Para tal, ela considera fundamental desenvolver uma atitude lúdica diante do aprendizado; resgatar a atitude de aprendizado que se tem na infância, diante da novidade; conhecer e alimentar o espírito clown; requalificar os julgamentos; movimentar o corpo e dançar; alternar procedimentos; não insistir exaustivamente sobre um processo (try hard) (RISTAD, 1982). Levamos em consideração as reflexões e os procedimentos sugeridos por esses autores na elaboração das atividades aplicadas nas aulas. Procuramos alternar atividades que despertam a atenção para a atitude interna com outras que promovem conexões entre os participantes. Conduzir as atividades valorizando o caráter lúdico e o espírito de aventura e desafio. Atuar sobre a manifestação do medo diante do novo, incorporando as diversas expressões que surgirem ao longo do processo. Tratar os conteúdos técnicos vocais e musicais não como fim a ser atingido, mas como meio para o aprofundamento da escuta e requalificação dos julgamentos. Com relação à nossa atitude durante o processo, retomamos o pensamento de Schafer: O professor precisa continuar a aprender e crescer com os alunos. Naturalmente o professor é diferente, mais velho, mais experiente, mais calcificado. É o rinoceronte na sala de aula, mas isso não significa que ele deva ser coberto com couraça blindada. O professor precisa permanecer uma criança (grande), sensível, vulnerável, aberto a mudanças (SCHAFER, 1990, p. 282).
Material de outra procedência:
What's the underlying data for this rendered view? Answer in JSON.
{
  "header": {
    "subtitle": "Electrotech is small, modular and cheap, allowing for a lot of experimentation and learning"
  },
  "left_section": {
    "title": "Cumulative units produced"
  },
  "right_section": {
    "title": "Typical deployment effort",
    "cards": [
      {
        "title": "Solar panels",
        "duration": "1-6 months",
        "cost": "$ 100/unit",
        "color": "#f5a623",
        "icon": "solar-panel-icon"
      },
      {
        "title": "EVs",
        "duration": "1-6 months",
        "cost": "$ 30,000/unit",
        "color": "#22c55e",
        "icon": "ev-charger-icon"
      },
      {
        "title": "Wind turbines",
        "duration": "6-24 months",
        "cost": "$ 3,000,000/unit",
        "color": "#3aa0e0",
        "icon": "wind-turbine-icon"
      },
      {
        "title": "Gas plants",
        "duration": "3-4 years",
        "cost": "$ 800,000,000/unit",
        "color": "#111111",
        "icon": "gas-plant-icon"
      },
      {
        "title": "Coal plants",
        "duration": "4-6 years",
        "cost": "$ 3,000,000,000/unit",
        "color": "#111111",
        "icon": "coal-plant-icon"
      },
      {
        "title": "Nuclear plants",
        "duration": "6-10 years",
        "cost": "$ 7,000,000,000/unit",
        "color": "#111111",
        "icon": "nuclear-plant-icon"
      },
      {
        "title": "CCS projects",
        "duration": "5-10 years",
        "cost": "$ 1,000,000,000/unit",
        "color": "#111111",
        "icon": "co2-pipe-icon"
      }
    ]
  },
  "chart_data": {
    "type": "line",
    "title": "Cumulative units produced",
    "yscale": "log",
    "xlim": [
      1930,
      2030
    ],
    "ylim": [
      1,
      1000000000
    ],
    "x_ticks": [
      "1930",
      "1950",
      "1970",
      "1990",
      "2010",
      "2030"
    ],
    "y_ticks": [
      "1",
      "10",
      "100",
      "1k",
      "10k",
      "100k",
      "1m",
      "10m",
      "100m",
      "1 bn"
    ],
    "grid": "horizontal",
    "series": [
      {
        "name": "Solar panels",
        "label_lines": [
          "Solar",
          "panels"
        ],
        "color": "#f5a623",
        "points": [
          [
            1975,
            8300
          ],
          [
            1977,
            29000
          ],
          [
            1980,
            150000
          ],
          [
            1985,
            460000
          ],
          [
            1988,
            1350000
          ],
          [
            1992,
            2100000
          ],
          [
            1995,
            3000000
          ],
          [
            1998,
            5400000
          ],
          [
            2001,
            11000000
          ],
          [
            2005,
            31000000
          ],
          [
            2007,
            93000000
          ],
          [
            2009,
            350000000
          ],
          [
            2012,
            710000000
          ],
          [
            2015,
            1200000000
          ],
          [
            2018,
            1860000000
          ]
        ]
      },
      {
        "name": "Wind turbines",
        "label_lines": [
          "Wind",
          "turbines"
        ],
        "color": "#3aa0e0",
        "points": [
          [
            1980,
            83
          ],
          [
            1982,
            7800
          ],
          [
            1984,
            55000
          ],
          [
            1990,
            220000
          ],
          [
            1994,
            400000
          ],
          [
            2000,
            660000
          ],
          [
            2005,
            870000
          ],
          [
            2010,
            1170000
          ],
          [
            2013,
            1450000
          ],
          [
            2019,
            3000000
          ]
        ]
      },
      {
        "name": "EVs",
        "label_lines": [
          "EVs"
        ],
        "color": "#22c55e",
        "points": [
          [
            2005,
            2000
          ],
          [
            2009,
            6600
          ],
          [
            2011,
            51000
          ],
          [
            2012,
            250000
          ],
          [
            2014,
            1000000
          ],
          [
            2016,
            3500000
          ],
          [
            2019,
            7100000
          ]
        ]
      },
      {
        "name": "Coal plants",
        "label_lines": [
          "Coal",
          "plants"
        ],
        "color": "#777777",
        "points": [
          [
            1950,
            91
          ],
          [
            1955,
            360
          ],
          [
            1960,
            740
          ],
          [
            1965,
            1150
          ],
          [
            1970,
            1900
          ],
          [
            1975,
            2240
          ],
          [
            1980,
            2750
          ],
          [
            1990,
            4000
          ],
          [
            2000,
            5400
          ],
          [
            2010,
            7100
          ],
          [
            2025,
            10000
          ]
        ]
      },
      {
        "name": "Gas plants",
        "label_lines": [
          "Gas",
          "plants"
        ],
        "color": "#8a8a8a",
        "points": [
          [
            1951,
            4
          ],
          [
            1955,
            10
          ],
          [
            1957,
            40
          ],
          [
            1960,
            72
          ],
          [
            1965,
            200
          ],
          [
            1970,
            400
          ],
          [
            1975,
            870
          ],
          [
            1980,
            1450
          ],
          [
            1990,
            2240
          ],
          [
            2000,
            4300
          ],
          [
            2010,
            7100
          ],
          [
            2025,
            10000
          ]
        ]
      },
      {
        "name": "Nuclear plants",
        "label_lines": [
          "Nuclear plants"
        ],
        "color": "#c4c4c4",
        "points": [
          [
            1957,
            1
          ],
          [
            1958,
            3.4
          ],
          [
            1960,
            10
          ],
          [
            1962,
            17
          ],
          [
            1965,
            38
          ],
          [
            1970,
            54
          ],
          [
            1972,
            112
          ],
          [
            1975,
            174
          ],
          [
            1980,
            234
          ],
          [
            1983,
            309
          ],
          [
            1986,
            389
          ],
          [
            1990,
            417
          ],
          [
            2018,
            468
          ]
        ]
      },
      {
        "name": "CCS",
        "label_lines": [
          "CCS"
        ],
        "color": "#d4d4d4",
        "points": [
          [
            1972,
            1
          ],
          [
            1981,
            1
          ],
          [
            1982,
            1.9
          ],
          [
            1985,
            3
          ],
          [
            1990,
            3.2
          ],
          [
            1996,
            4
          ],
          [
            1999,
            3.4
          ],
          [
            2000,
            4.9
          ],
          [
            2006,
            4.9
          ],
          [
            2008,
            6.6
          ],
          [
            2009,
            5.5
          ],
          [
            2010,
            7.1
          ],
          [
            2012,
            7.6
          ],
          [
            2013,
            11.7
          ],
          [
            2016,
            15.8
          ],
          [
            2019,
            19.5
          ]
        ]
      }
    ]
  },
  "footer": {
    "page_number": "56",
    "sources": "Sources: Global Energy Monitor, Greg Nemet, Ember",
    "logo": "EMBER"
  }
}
                                                                                                                              8

“(...) a person must accept permission to be free of the usual restrictions. Each of us is partly a childlike, unselfconscious being who can stay in the present moment without thinking of the millions of other moments in our lives. My job is not only to give a person permission to discover moment-by-moment awareness; it’s to create a climate in which that person can give herself that permission.” (RISTAD, 1982, p. 6)

11    

1.6. O corpo no processo de aprendizagem A proposta de trabalhar com criação vocal nos levou a investigar processos corporais de cognição e aprendizagem alinhados aos princípios desse trabalho. Consideramos necessário definir nossa abordagem sobre corpo e voz e sua articulação com os procedimentos investigados. Observamos na educação musical do século XIX um modelo técnico-científico de ensino, que objetivava “treinar” o aluno em expedientes técnicos. A educação musical objetivava o domínio técnico da linguagem, tanto na formação de compositores e orquestradores quanto de intérpretes e instrumentistas. As habilidades técnicas eram levadas ao máximo da capacidade humana, e o objetivo do instrumentista era tornar-se um virtuose. O que se percebe, no entanto, é o fato de não se tratar de ensino artístico, mas de “domínio de técnicas instrumentais, que em muito se assemelham à formação do artesão” (FONTERRADA, 2008, p. 82). Esse modelo técnico-científico vem associado à concepção cartesiana de corpo, que dissocia corpo e mente, tratando o corpo a partir de seu aspecto mecânico sujeito ao saber da mente. Segundo essa concepção, a mente torna-se “a única fonte de conhecimento da vida ativa” (DASCAL, 2008, p. 42). Procedimentos de ensino de música da época revelam essa dissociação, constatadas por Émile-Jaques Dalcroze9 durante sua atividade no Conservatório de Genebra. Ele próprio é quem conta que, desde o início de seu trabalho no Conservatório, constatou a precariedade do preparo auditivo de seus alunos, que não conseguiam imaginar o som dos acordes que escreviam nas aulas de harmonia. Para Dalcroze, isso era fruto de um erro conceitual comum à época: o de centrar o conhecimento na mente do aluno, desconsiderando as oportunidades de se estabelecerem ligações entre a atividade cerebral e as sensações auditivas. (FONTERRADA, 2008, p. 122).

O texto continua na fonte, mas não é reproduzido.